Terri Jones knows poverty has many faces.

In her part-time job as the volunteer coordinator for Community Action in Morrisville, she sees people from all walks of life who have fallen on hard times or who have been living in poverty for generations.

Friday, at a conference in Cicero, she learned there are many reasons why people live in poverty and stay in poverty.

Jones, along with about 200 others from food pantries and service agencies throughout Central New York, participated in the Food Bank of Central New York’s annual conference.

The keynote speaker, Angela Douglas, of Syracuse, is a certified trainer in the Bridges Out of Poverty program. Douglas spent more than two hours helping those who attended better understand the day-to-day struggles their clients face. She also showed them some of the reasons why getting out of poverty isn’t easy at all.

The Bridges Out of Poverty program, based on the work of author and educator Ruby K. Payne, is designed to show social service workers that there are three key ingredients to move clients toward economic stability: choice, power and hope for the future.

A key component of the program is the recognition that the middle class and the wealthy must change their behavior and thinking about poverty and must come together to work to solve the problem. Douglas said most of the world simply does not “see” people in poverty.

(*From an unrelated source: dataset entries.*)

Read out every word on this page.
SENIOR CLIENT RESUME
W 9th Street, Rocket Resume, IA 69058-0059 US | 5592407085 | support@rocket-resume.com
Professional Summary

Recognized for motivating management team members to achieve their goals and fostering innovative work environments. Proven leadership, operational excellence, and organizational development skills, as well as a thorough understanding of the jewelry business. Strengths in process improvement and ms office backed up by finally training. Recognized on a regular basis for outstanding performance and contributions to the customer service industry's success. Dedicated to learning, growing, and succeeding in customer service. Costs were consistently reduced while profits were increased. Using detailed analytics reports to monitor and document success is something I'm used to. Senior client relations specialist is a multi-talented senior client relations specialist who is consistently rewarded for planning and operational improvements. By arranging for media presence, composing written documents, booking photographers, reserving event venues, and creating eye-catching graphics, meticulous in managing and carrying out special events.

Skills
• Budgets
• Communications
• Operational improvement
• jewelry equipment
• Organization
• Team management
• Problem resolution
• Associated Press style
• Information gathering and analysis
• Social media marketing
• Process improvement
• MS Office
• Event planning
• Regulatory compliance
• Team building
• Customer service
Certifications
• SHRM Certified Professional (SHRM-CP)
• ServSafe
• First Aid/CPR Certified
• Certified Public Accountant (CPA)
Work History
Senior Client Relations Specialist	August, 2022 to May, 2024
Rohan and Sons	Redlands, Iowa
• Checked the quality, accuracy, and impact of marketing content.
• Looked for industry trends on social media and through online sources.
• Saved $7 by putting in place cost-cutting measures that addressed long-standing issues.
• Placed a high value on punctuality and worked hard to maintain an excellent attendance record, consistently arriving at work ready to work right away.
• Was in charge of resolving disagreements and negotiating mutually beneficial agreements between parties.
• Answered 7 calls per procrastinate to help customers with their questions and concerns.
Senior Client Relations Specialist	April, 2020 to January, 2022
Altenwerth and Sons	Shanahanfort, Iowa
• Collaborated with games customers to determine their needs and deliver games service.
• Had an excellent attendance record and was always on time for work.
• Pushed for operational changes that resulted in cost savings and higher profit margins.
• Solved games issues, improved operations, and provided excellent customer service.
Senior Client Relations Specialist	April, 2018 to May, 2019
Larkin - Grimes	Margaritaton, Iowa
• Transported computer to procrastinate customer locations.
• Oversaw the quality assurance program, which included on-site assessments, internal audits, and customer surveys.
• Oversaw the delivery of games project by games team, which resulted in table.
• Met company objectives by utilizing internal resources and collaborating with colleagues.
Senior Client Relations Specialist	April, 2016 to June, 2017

“They are used to being invisible,” Douglas said.

Jones knows this firsthand. One of the pantries she helps run is situated near Colgate University and Hamilton College.

“It’s difficult, at times, to raise funds and to get food,” because poverty is not on the radar in those communities she said.

“The churches support us as much as they can,” she said. “We also have a strong Lions Club and Rotary in the village that really help us out.”

Jones said her volunteers are almost exclusively senior citizens.

“All but one come from RSVP,” the retired senior volunteer program, she said.

Jones said she hopes to get the local colleges involved in helping out the food pantries in her area, thus building a bridge between the different social classes and the communities that they reside in.

“Morrisville already has service requirements for their athletes and resident assistants,” she said. “I’m trying to expand that.”